I posted a comment on Tobold's blog for his Open Sunday extravaganza about smaller MMOs and decided to epand on that idea.
The current crop of MMO failures don't seem to be failing from their core ideas, but rather the implementation of too many features. They seem to suffer from a "grand scheme" syndrome. They came onto the market claiming to be able to please as World of Warcraft pleases, but would not be clones of the behemouth. Yet, inevitably they were just that.
The problem isn't so much that they looked like World of Warcraft, or even played like it. The problem is that they tried to put as much stuff on the table as World of Warcraft did. World of Warcraft is HUGE. After 2.5 years of playing World of Warcraft, I still have yet to explore every zone and am still encountering new aspects of the game for the first time. When Blizzard set out to make World of Warcraft, they obviously set out to also fill their online world with everything they could conceive of. Yet, even World of Warcraft was technically never finished even after all of this time. There are areas on the world map that are closed off, instance portals with no instance, battlegrounds with no battles, instances with no entry... World of Warcraft succeeded in spite of this because they had so much content that was complete and polished.
The recent crop of failures failed to take into account some important key details. The worlds they are creating need to be filled with appealing content that is polished and functional. If the world map is as large as vanilla WoW, but the content is rushed in to fill that world then you will end up with sparse, buggy features.
If the preliminary design meetings consist of grand ideas of gargantuan worlds packed with revolutionary features, it's already time to shut the game down. It doesn't matter if this game is as far from Blizzard's fantasy game as you can get, you are still trying to follow the World of Warcraft model of HUGE and PACKED WITH FEATURES.
Maybe Hellgate: London would have lasted if the game had be designed a little smaller with fewer features intended for launch. Then they would not have had to spend six months of more trying to patch fixes rather than concentrate on some of the other features they had planned.

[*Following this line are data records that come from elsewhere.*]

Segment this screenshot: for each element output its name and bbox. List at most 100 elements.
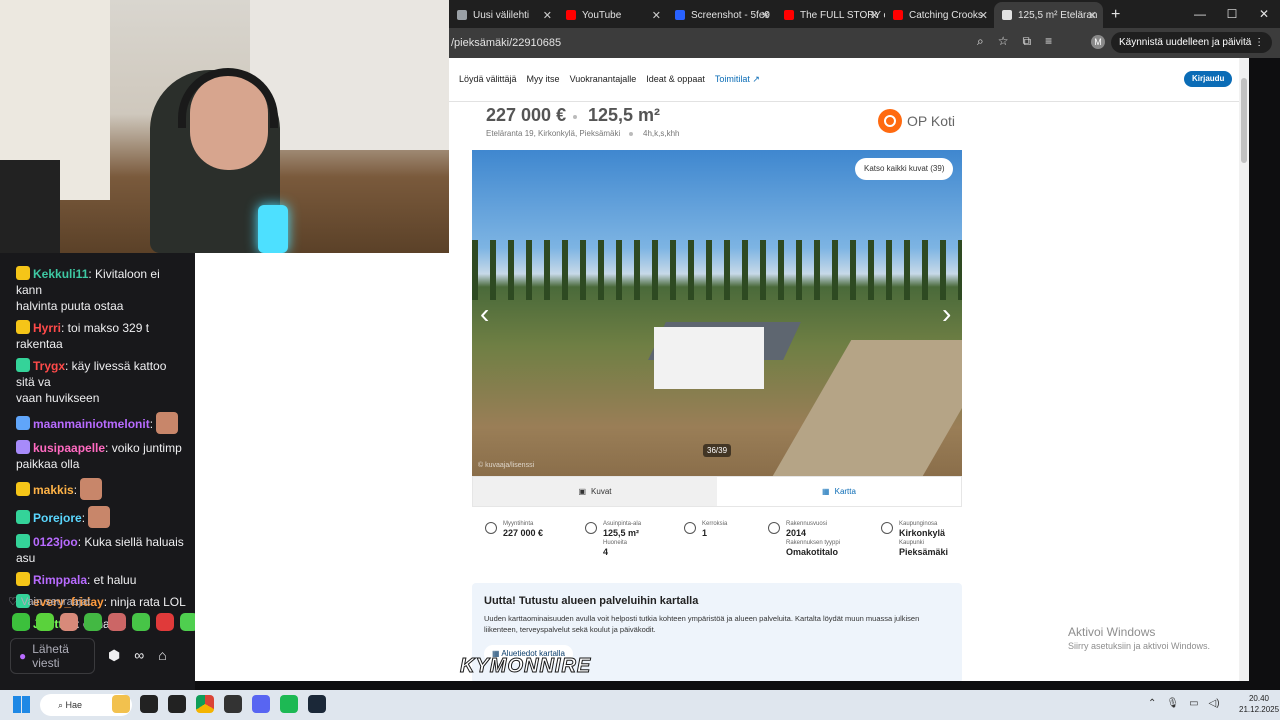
chat-username[interactable]: kusipaapelle [33, 441, 105, 455]
floors-icon [684, 522, 696, 534]
close-tab-icon[interactable]: ✕ [652, 9, 661, 22]
chat-text: : ninja rata LOL [103, 595, 186, 609]
area-icon [585, 522, 597, 534]
tab-title: Catching Crooks [909, 9, 983, 21]
close-tab-icon[interactable]: ✕ [543, 9, 552, 22]
favicon-icon [566, 10, 576, 20]
badge-icon [16, 266, 30, 280]
badge-icon [16, 320, 30, 334]
chat-username[interactable]: Porejore [33, 511, 82, 525]
nav-item[interactable]: Myy itse [527, 74, 560, 85]
close-tab-icon[interactable]: ✕ [979, 9, 988, 22]
image-icon: ▣ [578, 487, 587, 496]
stream-overlay-logo: KYMONNIRE [459, 655, 592, 678]
close-tab-icon[interactable]: ✕ [870, 9, 879, 22]
send-message-input[interactable]: ● Lähetä viesti [10, 638, 95, 674]
tab-title: Uusi välilehti [473, 9, 530, 21]
tab-title: YouTube [582, 9, 622, 21]
profile-avatar[interactable]: M [1091, 35, 1105, 49]
login-button[interactable]: Kirjaudu [1184, 71, 1233, 87]
close-tab-icon[interactable]: ✕ [761, 9, 770, 22]
system-clock[interactable]: 20.40 21.12.2025 [1239, 693, 1279, 715]
bookmark-star-icon[interactable]: ☆ [998, 34, 1009, 49]
volume-icon[interactable]: ◁) [1209, 698, 1220, 709]
house-icon [768, 522, 780, 534]
chat-username[interactable]: maanmainiotmelonit [33, 417, 150, 431]
listing-rooms: 4h,k,s,khh [643, 129, 680, 138]
bits-icon[interactable]: ⬢ [108, 647, 120, 664]
chat-username[interactable]: Rimppala [33, 573, 87, 587]
chat-text: : [81, 511, 86, 525]
tab-map[interactable]: ▦ Kartta [717, 477, 961, 506]
tab-title: Screenshot - 5fe9 [691, 9, 770, 21]
infinity-icon[interactable]: ∞ [134, 647, 144, 664]
discord-icon[interactable] [252, 695, 270, 713]
badge-icon [16, 572, 30, 586]
obs-icon[interactable] [224, 695, 242, 713]
chat-username[interactable]: Kekkuli11 [33, 267, 88, 281]
chat-text: : voiko juntimp [105, 441, 182, 455]
chat-text-continued: paikkaa olla [16, 457, 80, 471]
emote-bar[interactable] [12, 613, 195, 631]
minimize-button[interactable]: — [1184, 0, 1216, 28]
all-photos-button[interactable]: Katso kaikki kuvat (39) [855, 158, 954, 180]
euro-icon [485, 522, 497, 534]
start-button[interactable] [13, 696, 30, 713]
badge-icon [16, 510, 30, 524]
address-bar[interactable]: /pieksämäki/22910685 ⌕ ☆ ⧉ ≡ M Käynnistä… [449, 28, 1280, 58]
listing-page: Löydä välittäjä Myy itse Vuokranantajall… [449, 58, 1239, 681]
mic-icon[interactable]: 🎙 [1166, 698, 1179, 709]
page-scrollbar[interactable] [1239, 58, 1249, 681]
nav-item[interactable]: Vuokranantajalle [570, 74, 637, 85]
badge-icon [16, 416, 30, 430]
mic-icon[interactable]: ● [19, 649, 26, 663]
nav-item[interactable]: Löydä välittäjä [459, 74, 517, 85]
chat-message: 0123joo: Kuka siellä haluais asu [0, 531, 195, 569]
browser-tab[interactable]: Uusi välilehti ✕ [449, 2, 558, 28]
network-icon[interactable]: ▭ [1189, 698, 1198, 709]
chat-username[interactable]: makkis [33, 483, 74, 497]
chrome-icon[interactable] [196, 695, 214, 713]
windows-activation-watermark: Aktivoi Windows Siirry asetuksiin ja akt… [1068, 625, 1211, 651]
key-facts: Myyntihinta 227 000 € Asuinpinta-ala 125,5… [485, 520, 955, 570]
listing-photo[interactable]: Katso kaikki kuvat (39) ‹ › 36/39 © kuva… [472, 150, 962, 476]
chat-username[interactable]: 0123joo [33, 535, 78, 549]
extensions-icon[interactable]: ⧉ [1023, 34, 1032, 49]
browser-tab[interactable]: YouTube ✕ [558, 2, 667, 28]
browser-tab[interactable]: Screenshot - 5fe9 ✕ [667, 2, 776, 28]
zoom-icon[interactable]: ⌕ [977, 34, 984, 49]
listing-address: Eteläranta 19, Kirkonkylä, Pieksämäki [486, 129, 621, 138]
url-text[interactable]: /pieksämäki/22910685 [451, 37, 561, 49]
nav-link-business[interactable]: Toimitilat ↗ [715, 74, 760, 85]
location-pin-icon [881, 522, 893, 534]
browser-tab[interactable]: The FULL STORY o ✕ [776, 2, 885, 28]
webcam-feed [0, 0, 449, 253]
media-icon[interactable]: ≡ [1045, 34, 1052, 49]
app-icon[interactable] [168, 695, 186, 713]
blank-panel [195, 253, 449, 681]
browser-tab[interactable]: Catching Crooks ✕ [885, 2, 994, 28]
browser-tab-bar: Uusi välilehti ✕ YouTube ✕ Screenshot - 5fe9… [449, 0, 1280, 28]
prev-photo-icon[interactable]: ‹ [480, 300, 489, 328]
new-tab-button[interactable]: + [1103, 2, 1128, 28]
chat-username[interactable]: Hyrri [33, 321, 61, 335]
tab-title: 125,5 m² Eteläran [1018, 9, 1098, 21]
maximize-button[interactable]: ☐ [1216, 0, 1248, 28]
close-tab-icon[interactable]: ✕ [1088, 9, 1097, 22]
system-tray: ⌃ 🎙 ▭ ◁) [1148, 698, 1220, 709]
file-explorer-icon[interactable] [112, 695, 130, 713]
steam-icon[interactable] [308, 695, 326, 713]
chevron-up-icon[interactable]: ⌃ [1148, 698, 1156, 709]
next-photo-icon[interactable]: › [942, 300, 951, 328]
spotify-icon[interactable] [280, 695, 298, 713]
tab-photos[interactable]: ▣ Kuvat [473, 477, 717, 506]
nav-item[interactable]: Ideat & oppaat [646, 74, 705, 85]
store-icon[interactable]: ⌂ [158, 647, 166, 664]
chat-username[interactable]: Trygx [33, 359, 65, 373]
favicon-icon [1002, 10, 1012, 20]
close-window-button[interactable]: ✕ [1248, 0, 1280, 28]
restart-update-button[interactable]: Käynnistä uudelleen ja päivitä ⋮ [1111, 32, 1273, 53]
app-icon[interactable] [140, 695, 158, 713]
browser-tab[interactable]: 125,5 m² Eteläran ✕ [994, 2, 1103, 28]
agency-logo[interactable]: OP Koti [878, 109, 955, 133]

The same goes for Tabula Rasa. And also Age of Conan.
These games are simply too big for their planned launches. They need to trimmed down very early on in the process. Smaller worlds with fewer features should be the design theory. Developers can add anything they want to their games after launch, but if they are forced to spend their first six months fixing the entire game then they can't get to the "new" features in a timely manner.
Sure, game launches will likely always have hiccups, but the biggest problems should be server oriented (which can be fixed within days) rather than due to buggy game code that takes months to work out.